Otto Turkish Street Food Brings Doner Kebab to Charlottesville

A Turkish place just off the downtown mall owned by “Turkish natives . . . who . . . met while working at the Clifton Inn.” Sound familiar?

Well, now there’s another one. Otto Turkish Street Food opens today at 111 West Water Street, most recently home to Modern Nosh. With an outstanding Turkish restaurant just a stone’s throw away — also opened by Clifton Inn alum — some may wonder what sets Otto apart. In a word, doner.

Doner kebab is beloved in many parts of the world — Germany alone eats more than 2 million per day. Dating back two centuries to the Ottoman empire, the dish of meat cooked on a vertical spit is the ancestor of the gyro in Greece, shawarma in the Middle East, and tacos al pastor in Mexico.
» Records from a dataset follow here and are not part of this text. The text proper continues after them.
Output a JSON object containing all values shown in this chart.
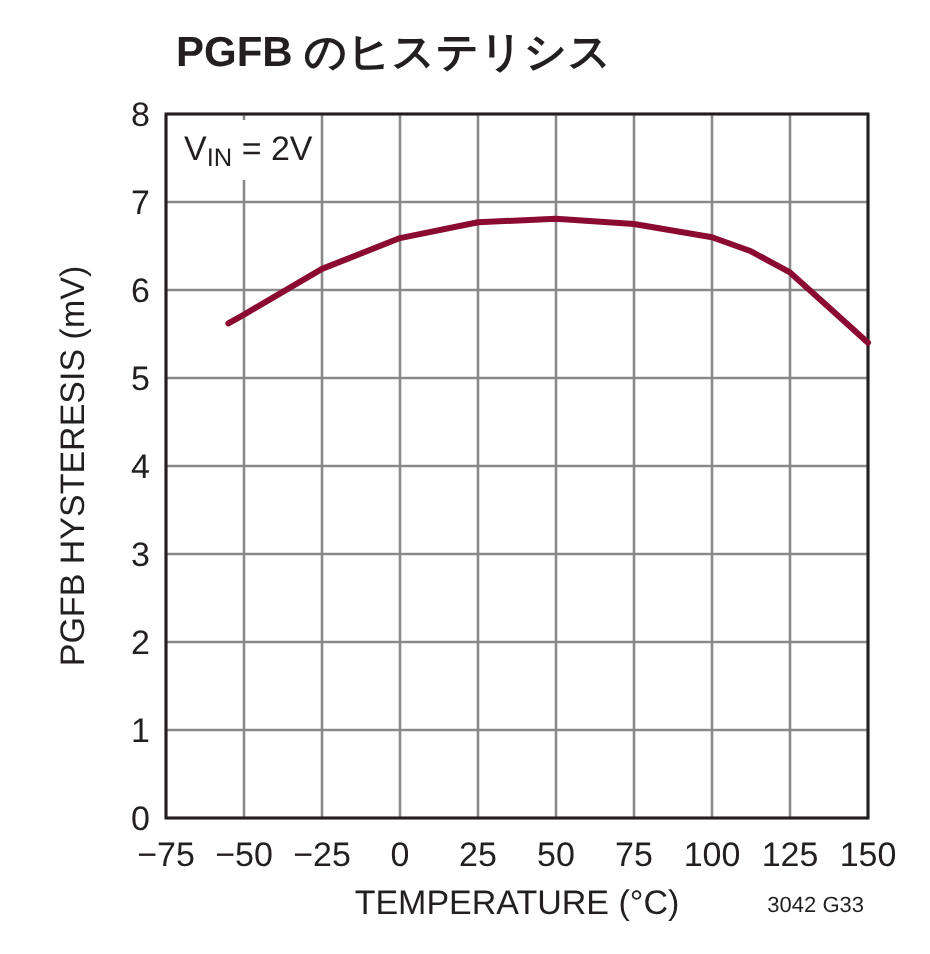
{
  "chart_data": {
    "type": "line",
    "title": "PGFB のヒステリシス",
    "xlabel": "TEMPERATURE (°C)",
    "ylabel": "PGFB HYSTERESIS (mV)",
    "x": [
      -55,
      -50,
      -25,
      0,
      25,
      50,
      75,
      100,
      112.5,
      125,
      137.5,
      150
    ],
    "series": [
      {
        "color": "#8b0a32",
        "values": [
          5.62,
          5.72,
          6.24,
          6.59,
          6.77,
          6.81,
          6.75,
          6.6,
          6.44,
          6.2,
          5.8,
          5.4
        ]
      }
    ],
    "xlim": [
      -75,
      150
    ],
    "xticks": [
      -75,
      -50,
      -25,
      0,
      25,
      50,
      75,
      100,
      125,
      150
    ],
    "ylim": [
      0,
      8
    ],
    "yticks": [
      0,
      1,
      2,
      3,
      4,
      5,
      6,
      7,
      8
    ],
    "grid": true,
    "marker": "none",
    "line_style": "solid",
    "annotations": [
      "V$_{IN}$ = 2V",
      "3042 G33"
    ]
  }
}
Much to the dismay of fans of doner on a spit, though, there’s none in Charlottesville. With Otto, Turkish natives Ali Sevindi and Haldun Turgay seek to fill that void. (Sultan Kebab serves a doner kebab variation cooked on the grill.) Graduates of Hospitality and Business School, Sevindi and Turgay came to the United States in 2013 and met while working at Clifton Inn, where Sevindi was the Food and Beverage Manager. More recently, they worked together at Oakhurst Inn.

With a background in fine dining, Sevindi and Turgay had long imagined they would open a high end restaurant together. But, when the COVID-19 pandemic hit, they shifted to something more affordable. For that, they turned to Turkey’s beloved street food, doner kebab, which they thought would lend itself well to a fast casual concept. After months of research and practice, they seem to have it down.
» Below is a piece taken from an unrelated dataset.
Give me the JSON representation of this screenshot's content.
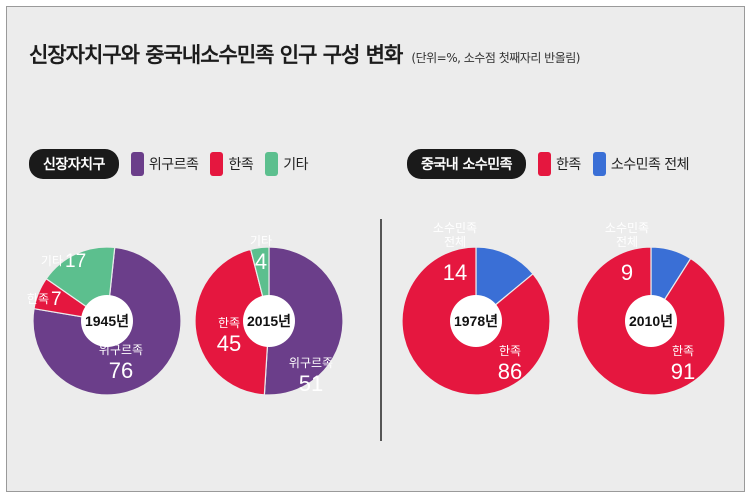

They start with three cuts of beef – brisket, chuck, and sirloin – which they marinate in minced onions, salt, and pepper. Next, they stack slabs of the beef high on a vertical rotisserie, which chars the outer layer brown with flavor, while the interior stays moist. To serve, they shave off thin slices by cutting vertically down the exterior. There is also a chicken doner made from slabs of breast and thigh, shaved the same way.
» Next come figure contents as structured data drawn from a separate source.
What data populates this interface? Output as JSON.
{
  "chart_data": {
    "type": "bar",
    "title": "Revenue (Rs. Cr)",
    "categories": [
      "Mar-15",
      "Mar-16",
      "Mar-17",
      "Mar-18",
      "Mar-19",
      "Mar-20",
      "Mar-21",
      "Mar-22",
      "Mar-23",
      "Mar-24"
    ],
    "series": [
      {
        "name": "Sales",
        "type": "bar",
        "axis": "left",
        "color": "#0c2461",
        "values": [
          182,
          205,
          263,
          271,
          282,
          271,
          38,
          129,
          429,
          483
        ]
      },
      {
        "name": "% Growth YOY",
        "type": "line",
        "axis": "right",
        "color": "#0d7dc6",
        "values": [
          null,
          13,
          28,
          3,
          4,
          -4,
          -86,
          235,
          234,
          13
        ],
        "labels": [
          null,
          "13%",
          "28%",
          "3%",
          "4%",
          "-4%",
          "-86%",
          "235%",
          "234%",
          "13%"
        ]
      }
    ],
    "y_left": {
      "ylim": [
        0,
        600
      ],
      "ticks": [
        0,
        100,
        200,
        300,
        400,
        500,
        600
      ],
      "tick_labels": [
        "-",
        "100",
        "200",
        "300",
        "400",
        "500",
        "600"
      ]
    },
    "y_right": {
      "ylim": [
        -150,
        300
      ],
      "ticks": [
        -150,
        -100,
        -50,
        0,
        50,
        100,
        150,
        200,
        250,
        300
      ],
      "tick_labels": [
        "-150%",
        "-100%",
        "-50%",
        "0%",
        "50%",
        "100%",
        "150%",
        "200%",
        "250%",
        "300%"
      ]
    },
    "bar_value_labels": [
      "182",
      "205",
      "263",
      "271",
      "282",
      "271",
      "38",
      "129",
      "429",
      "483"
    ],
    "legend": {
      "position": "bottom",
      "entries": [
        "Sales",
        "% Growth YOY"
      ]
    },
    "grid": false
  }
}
The menu offers three ways to enjoy doner – wrap, bowl, or sandwich — along with a choice of Turkish toppings and sauces, like sumac onions, hummus, tzatziki, and esme, a Turkish red pepper paste. Sevindi’s favorite is a sandwich stuffed in fluffy, house-made pita bread.

There is also house-made falafel, likewise available as a sandwich, wrap or bowl.

So, what do Sultan Kebab’s owners think about the upstart down the street?

They are thrilled. Close friends of Sevindi and Turgay, Sultan Kebab’s owners even helped them launch their new restaurant. Who wouldn’t want doner kebab on a spit nearby?

Starting Friday December 4, Otto is open daily from 11am – 9pm.